Files uploaded to FTP site. Please send me a direct email to tod.p.stuber@aphis.usda.govmailto:tod.p.stuber@aphis.usd.gov and I’ll provide login credentials.

Thanks,

On Aug 18, 2018, at 5:17 PM, Derrick Wood notifications@github.com<mailto:notifications@github.com> wrote:

This is still a strange case. There are a few things that point to taxonomy problems here. The 0:19 0:22 0:20 in the hit list output is an error - consecutive runs of the same LCA should be collapsed per usual run-length encoding rules. That is, that should just be 0:61. My suspicion is that, at a minimum, the 0:22 is actually a hit to some taxon (call it "X") that is being misreported as taxid 0 (due to a faulty conversion between internal and external taxids), and so X is the true classification of the fragment. For some reason, though, taxon X isn't being reported out correctly here.

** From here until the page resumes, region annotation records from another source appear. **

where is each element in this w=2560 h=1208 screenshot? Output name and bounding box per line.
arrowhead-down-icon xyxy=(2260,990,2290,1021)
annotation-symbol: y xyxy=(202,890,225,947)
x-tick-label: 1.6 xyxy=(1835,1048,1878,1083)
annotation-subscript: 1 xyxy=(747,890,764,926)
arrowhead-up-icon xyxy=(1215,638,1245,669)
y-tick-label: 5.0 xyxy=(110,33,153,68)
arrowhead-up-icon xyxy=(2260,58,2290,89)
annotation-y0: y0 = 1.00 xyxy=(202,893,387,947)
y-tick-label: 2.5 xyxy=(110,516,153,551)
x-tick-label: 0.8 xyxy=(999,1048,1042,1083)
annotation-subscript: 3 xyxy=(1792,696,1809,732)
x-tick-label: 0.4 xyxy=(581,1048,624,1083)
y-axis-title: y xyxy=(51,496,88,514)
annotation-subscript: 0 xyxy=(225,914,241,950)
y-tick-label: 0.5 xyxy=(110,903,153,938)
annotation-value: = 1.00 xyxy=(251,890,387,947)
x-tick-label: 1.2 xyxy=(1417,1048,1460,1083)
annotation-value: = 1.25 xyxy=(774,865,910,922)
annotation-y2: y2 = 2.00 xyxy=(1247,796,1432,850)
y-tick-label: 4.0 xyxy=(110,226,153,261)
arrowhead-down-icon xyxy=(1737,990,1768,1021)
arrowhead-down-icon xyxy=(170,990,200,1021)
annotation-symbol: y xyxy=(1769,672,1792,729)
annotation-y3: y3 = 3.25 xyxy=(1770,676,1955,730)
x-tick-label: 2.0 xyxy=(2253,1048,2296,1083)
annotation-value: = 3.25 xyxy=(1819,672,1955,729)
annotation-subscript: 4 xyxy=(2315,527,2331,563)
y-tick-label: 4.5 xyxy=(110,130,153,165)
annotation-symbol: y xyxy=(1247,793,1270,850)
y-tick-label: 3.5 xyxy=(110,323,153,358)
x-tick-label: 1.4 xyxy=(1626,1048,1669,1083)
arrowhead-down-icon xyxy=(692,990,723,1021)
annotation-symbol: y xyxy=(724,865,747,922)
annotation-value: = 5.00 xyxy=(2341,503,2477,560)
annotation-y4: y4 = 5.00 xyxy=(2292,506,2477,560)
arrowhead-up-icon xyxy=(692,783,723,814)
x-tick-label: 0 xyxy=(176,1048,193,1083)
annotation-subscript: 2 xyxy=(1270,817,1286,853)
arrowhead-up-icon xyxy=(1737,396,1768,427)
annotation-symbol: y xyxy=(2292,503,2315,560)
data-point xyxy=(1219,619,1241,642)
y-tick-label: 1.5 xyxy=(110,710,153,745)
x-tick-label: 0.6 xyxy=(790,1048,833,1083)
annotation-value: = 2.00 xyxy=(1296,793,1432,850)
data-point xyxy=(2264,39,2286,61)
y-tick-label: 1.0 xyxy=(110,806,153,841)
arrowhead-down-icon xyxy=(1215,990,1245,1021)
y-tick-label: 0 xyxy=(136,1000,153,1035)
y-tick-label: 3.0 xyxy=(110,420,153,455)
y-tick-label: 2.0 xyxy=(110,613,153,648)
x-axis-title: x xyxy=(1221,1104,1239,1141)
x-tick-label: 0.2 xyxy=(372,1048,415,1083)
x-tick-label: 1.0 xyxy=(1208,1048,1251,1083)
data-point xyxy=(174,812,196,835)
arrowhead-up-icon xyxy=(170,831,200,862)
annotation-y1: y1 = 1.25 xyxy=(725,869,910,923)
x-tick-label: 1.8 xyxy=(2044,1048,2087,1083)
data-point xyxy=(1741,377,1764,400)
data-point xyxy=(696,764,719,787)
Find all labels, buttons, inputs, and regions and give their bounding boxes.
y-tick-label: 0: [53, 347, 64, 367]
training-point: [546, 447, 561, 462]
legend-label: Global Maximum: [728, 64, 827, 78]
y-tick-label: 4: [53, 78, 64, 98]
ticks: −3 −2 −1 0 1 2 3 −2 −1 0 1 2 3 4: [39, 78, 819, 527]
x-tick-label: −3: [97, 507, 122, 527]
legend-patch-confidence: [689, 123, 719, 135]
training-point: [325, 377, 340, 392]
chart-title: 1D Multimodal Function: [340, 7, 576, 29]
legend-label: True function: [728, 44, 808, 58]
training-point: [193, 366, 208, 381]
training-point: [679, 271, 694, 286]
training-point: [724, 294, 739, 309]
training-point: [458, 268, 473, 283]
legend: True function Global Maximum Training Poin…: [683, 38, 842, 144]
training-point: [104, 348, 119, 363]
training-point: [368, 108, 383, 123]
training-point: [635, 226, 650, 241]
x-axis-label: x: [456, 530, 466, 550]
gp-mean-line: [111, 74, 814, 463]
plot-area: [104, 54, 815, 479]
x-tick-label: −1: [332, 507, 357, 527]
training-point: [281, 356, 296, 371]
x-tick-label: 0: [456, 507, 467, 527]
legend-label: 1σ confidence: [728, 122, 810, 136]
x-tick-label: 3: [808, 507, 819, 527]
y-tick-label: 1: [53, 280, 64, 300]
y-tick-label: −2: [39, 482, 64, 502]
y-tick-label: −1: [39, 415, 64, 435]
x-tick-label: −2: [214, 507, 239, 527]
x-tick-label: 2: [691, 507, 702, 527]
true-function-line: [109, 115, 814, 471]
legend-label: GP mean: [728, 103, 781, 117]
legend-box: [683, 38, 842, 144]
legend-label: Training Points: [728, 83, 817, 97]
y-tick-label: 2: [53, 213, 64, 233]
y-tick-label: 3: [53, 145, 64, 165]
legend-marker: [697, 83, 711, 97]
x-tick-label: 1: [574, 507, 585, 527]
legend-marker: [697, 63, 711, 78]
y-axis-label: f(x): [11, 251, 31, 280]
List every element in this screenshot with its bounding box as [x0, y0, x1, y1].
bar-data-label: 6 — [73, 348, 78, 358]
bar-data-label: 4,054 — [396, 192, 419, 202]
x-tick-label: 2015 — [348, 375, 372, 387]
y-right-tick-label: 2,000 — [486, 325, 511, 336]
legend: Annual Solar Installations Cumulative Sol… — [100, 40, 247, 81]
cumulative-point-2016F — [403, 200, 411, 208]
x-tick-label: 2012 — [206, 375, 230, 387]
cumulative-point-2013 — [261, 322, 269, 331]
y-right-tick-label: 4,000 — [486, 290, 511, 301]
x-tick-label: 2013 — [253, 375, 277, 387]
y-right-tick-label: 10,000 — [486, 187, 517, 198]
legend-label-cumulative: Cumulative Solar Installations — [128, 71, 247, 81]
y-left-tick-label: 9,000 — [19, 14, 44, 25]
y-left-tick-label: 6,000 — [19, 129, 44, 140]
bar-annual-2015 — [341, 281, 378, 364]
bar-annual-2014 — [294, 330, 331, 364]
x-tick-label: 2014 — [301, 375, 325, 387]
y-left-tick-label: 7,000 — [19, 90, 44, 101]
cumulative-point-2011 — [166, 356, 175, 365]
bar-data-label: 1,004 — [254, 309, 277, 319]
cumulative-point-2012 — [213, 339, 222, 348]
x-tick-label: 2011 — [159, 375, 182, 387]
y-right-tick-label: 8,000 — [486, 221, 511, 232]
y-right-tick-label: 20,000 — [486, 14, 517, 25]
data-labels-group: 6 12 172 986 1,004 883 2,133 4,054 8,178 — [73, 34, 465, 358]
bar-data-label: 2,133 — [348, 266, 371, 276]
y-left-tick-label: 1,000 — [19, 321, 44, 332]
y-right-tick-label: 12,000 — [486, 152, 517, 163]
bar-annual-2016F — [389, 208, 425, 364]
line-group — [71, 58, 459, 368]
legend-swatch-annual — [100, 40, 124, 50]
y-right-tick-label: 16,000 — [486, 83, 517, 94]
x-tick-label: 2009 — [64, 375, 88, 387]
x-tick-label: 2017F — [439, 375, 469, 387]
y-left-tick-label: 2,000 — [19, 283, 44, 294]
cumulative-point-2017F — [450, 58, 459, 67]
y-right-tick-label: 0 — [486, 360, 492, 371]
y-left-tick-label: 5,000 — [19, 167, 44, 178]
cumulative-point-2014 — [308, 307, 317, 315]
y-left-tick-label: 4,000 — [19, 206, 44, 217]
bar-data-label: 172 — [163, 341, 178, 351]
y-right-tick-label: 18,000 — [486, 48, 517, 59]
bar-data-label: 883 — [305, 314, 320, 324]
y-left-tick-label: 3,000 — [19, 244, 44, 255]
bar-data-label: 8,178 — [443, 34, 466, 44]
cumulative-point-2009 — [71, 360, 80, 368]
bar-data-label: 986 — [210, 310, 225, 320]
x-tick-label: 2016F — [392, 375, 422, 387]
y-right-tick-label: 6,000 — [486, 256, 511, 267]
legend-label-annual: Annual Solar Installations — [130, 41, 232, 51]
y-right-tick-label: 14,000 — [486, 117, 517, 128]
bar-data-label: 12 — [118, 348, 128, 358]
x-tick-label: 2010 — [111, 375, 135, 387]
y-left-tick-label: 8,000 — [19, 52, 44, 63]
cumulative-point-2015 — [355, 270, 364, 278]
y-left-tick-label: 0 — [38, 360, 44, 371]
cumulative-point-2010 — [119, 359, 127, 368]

Note that the output you saw with --use-names - root (taxid 0) - is incorrect for a few reasons: taxid 0 doesn't exist (root is taxid 1), and unclassified fragments should have unclassified (taxid 0) output. So that's another indication of something awry.

I would be interested in seeing the actual sequence of this fragment's reads, if you're willing to share, @stuberhttps://github.com/stuber. Also, if you still have the seqid2taxid.map file present in your database's directory, sharing it in some form (email, FTP, whatever works) would likely be helpful here as well, along with the nodes.dmp and names.dmp files it used. Thanks for your help in bringing this to my attention and tracking down the cause.

— You are receiving this because you were mentioned. Reply to this email directly, view it on GitHubhttps://github.com/DerrickWood/kraken2/issues/40#issuecomment-414089542, or mute the threadhttps://github.com/notifications/unsubscribe-auth/AFjCsQogSPgXtsM0K1dm58YhO5XvjpvTks5uSJJugaJpZM4V5TkH.

This electronic message contains information generated by the USDA solely for the intended recipients. Any unauthorized interception of this message or the use or disclosure of the information it contains may violate the law and subject the violator to civil or criminal penalties. If you believe you have received this message in error, please notify the sender and delete the email immediately.

NBaileyNCL commented 4 years ago

Just posting here to mention I've had a similar issue in Kraken 2 with sequences labelled with taxid 0 despite being in the -classified-out output

jenniferlu717 commented 4 years ago

The newest kraken2 version has fixed this issue. If any additional problems are found, please open a new issue.